University of Birmingham also (naturally) follows the British model of research/writing.  They require one two-week stint onsite per year and then attendance for the viva.  The Centre for Pentecostal and Charismatic Studies (at Birmingham) offers considerable resources for such research and writing and offers several notable faculty (Walter Hollenweger was one of these): Allan Anderson, Andrew Davies, and Wolfgang Vondey. Recently several faculty of Southeastern University in Lakeland, FL, have begun U.S. based supervisions: Ken Archer.

The Hollenweger Center is based in Amsterdam and is a part of the Vrije Universiteit Amsterdam.   There is no requirement to know or learn Dutch as a part of this program, but one must regularly visit and research onsite over the four year period intended for the dissertation (see requirements HERE).  There are no specific course requirements, but any given number of seminars should be taken to aid the student in their research and studies.

Alphacrucis College in Sydney, Australia now (2016) offers a PhD in business, education or theology that is taught be leading scholars in their field. It is an entirely research/writing based program that requires no residency nor a viva/oral-defense following standard Australian academic procedure.

The London School of Theology offers a number of foci within Pentecostal studies and includes such faculty as William Atkinson and Graham Twelftree (among others). This is (as noted above) a British PhD and thus is focused upon research/writing of a thesis rather than courses.

Asia Pacific Theological Seminary in Baguio City, Philippines offers PhDs in education, missions, counseling, theology, and biblical studies. It is also entirely a research/writing based program where the residencies consist of three research seminars (accomplished via instensives), dissertation, and oral defense.

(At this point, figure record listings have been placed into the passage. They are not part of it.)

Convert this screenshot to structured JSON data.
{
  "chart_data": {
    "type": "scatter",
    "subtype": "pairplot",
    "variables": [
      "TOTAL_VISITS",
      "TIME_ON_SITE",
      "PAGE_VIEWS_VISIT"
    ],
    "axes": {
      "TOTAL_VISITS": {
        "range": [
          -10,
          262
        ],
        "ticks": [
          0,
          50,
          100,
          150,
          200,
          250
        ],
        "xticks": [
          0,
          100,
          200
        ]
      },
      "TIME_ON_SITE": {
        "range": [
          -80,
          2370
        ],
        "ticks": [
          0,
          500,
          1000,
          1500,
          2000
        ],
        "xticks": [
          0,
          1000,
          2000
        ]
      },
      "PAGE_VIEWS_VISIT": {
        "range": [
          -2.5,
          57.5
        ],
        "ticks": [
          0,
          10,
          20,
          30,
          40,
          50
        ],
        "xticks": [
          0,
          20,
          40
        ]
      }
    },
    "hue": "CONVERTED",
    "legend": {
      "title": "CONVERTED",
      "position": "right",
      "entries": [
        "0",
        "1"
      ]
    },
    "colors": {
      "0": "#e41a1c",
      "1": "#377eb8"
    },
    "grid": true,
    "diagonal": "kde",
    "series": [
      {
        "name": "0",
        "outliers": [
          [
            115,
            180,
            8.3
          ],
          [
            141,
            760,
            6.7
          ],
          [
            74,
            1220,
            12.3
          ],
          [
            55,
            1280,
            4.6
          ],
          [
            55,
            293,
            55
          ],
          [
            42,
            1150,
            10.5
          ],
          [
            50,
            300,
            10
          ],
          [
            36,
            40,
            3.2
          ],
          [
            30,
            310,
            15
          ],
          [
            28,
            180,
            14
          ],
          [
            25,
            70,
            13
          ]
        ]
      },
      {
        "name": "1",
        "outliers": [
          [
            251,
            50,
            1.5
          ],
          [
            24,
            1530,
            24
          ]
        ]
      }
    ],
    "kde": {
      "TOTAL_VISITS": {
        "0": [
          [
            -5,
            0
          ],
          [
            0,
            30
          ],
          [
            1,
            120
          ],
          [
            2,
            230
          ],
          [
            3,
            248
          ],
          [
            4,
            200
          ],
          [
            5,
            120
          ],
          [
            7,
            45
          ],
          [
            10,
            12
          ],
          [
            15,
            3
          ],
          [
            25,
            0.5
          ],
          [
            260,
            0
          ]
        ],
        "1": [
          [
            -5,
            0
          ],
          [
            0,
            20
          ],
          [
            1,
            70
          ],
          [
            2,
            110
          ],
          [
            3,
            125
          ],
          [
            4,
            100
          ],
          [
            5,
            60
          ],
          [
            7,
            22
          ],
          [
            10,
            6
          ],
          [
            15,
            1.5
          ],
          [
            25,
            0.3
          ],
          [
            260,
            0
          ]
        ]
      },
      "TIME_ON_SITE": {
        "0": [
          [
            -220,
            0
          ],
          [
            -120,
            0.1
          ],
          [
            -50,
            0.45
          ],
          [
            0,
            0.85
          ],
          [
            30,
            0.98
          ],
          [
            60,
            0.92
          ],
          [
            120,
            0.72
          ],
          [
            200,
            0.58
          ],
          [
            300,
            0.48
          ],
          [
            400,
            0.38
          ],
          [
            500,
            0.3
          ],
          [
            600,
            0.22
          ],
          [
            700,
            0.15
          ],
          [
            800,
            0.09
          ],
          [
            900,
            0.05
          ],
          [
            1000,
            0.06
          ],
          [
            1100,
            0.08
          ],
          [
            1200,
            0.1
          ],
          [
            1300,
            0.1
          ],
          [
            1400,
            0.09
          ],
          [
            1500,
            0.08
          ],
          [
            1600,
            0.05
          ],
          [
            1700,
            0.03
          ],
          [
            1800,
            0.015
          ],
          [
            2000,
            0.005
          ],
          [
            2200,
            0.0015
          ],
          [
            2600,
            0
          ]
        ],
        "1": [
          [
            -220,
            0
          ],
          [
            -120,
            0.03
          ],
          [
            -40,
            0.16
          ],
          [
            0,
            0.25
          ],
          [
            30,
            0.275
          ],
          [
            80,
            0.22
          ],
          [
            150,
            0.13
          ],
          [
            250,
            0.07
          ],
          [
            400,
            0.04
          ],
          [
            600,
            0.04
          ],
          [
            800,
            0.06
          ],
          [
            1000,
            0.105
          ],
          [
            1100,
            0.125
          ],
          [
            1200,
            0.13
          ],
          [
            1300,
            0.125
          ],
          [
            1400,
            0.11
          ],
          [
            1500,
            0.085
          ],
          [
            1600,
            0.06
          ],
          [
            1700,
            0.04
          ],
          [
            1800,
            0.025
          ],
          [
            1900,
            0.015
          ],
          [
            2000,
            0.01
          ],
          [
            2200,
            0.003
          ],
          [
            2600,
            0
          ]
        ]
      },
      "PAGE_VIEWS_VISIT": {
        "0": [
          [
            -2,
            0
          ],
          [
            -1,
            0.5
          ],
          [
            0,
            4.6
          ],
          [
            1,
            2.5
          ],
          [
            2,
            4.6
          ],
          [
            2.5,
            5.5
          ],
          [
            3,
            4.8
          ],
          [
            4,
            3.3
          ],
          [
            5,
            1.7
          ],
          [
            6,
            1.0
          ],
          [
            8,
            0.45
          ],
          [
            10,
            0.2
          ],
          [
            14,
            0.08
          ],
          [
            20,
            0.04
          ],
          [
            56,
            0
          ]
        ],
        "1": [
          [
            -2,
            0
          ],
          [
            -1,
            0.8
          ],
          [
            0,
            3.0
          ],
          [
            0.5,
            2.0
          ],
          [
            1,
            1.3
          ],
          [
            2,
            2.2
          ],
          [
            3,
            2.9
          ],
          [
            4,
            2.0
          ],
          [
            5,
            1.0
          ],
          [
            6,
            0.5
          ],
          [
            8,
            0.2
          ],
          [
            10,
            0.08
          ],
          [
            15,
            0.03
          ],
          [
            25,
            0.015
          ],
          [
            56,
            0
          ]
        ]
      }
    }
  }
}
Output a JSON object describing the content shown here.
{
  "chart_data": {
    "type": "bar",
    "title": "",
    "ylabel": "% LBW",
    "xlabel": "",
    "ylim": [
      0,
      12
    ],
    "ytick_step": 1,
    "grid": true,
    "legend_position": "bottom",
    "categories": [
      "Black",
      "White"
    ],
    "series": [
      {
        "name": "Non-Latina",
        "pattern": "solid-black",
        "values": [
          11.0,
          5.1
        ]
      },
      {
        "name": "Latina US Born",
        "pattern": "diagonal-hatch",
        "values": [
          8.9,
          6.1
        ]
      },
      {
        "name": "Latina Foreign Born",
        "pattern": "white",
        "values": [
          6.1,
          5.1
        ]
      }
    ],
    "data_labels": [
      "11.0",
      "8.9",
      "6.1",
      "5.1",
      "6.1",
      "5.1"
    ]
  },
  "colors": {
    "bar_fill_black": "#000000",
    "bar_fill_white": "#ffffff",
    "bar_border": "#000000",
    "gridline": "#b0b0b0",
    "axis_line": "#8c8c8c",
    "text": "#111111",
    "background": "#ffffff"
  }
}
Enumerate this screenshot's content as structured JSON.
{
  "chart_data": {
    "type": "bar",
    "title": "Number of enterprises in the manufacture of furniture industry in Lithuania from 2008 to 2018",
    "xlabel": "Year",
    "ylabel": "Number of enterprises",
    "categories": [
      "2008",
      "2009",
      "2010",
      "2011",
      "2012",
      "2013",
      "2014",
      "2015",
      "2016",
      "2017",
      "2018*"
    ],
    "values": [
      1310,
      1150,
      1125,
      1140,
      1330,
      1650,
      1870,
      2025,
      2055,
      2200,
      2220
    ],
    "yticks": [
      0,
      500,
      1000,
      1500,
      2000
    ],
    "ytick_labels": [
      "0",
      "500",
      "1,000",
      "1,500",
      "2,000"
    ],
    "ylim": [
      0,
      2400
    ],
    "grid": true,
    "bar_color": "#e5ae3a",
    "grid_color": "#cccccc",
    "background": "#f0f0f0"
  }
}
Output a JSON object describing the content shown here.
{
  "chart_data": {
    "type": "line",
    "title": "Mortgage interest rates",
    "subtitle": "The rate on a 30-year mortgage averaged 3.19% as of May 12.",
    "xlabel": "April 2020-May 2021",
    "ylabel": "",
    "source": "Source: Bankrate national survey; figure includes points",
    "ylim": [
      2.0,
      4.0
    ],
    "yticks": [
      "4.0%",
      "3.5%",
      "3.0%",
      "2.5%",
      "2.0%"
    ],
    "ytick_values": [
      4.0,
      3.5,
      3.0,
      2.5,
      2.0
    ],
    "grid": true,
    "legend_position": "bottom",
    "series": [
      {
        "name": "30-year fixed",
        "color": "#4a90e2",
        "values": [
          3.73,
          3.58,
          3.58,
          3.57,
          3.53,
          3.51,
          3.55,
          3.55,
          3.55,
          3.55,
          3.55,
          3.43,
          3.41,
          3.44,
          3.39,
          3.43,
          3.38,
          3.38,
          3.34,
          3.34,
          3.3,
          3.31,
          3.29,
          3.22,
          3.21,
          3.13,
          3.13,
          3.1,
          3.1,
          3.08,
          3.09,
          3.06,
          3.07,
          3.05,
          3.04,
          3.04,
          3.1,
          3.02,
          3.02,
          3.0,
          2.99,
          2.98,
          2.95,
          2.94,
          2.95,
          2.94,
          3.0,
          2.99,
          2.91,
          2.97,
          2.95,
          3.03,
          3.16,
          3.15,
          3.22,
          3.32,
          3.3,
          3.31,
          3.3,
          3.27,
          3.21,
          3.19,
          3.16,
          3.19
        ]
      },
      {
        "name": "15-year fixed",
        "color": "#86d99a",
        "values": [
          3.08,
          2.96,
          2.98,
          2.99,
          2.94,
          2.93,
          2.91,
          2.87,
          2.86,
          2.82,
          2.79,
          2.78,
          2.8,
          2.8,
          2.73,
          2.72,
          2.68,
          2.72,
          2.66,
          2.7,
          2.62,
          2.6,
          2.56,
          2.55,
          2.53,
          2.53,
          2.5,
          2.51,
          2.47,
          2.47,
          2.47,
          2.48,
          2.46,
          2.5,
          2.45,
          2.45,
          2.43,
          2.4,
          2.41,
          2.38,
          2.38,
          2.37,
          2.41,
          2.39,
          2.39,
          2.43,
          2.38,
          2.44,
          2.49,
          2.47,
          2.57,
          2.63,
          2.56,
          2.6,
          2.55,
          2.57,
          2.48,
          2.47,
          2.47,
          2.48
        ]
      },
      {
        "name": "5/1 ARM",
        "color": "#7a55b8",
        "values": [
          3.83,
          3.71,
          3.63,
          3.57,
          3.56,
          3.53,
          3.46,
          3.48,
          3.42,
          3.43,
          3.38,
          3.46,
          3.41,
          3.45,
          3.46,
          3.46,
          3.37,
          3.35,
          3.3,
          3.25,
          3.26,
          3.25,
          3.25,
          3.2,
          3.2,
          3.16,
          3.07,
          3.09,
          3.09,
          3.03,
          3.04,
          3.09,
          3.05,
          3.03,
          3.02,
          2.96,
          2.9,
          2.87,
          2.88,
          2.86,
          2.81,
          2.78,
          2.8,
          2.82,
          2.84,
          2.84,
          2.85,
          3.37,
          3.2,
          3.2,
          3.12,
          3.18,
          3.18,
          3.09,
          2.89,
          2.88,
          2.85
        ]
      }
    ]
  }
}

Pan Africa Theological Seminary (known as PAThS) is split between two campuses as a joint effort: West Africa Advanced School of Theology in Lomé, Togo and East Africa School of Theology in Nairobi, Kenya. This program (like APTS above) is affiliated with the Assemblies of God. This program requires 3 weeks of residence on campus twice each year, for a total of 8 sessions of course work during a 4-year period.

Oral Roberts University is commencing a PhD in Theology (welcoming applications fall 2018) with a focus upon global contextualized theology under the leadership of Wonsuk Ma.

If I’ve missed any I would love to know so that I could add them to this post.  I would welcome any comments or questions about these programs as I’ve done the application work for all of them (plus others) [I did not apply to either Birmingham or The Hollenweger Center], but determined Bangor was the best fit for me.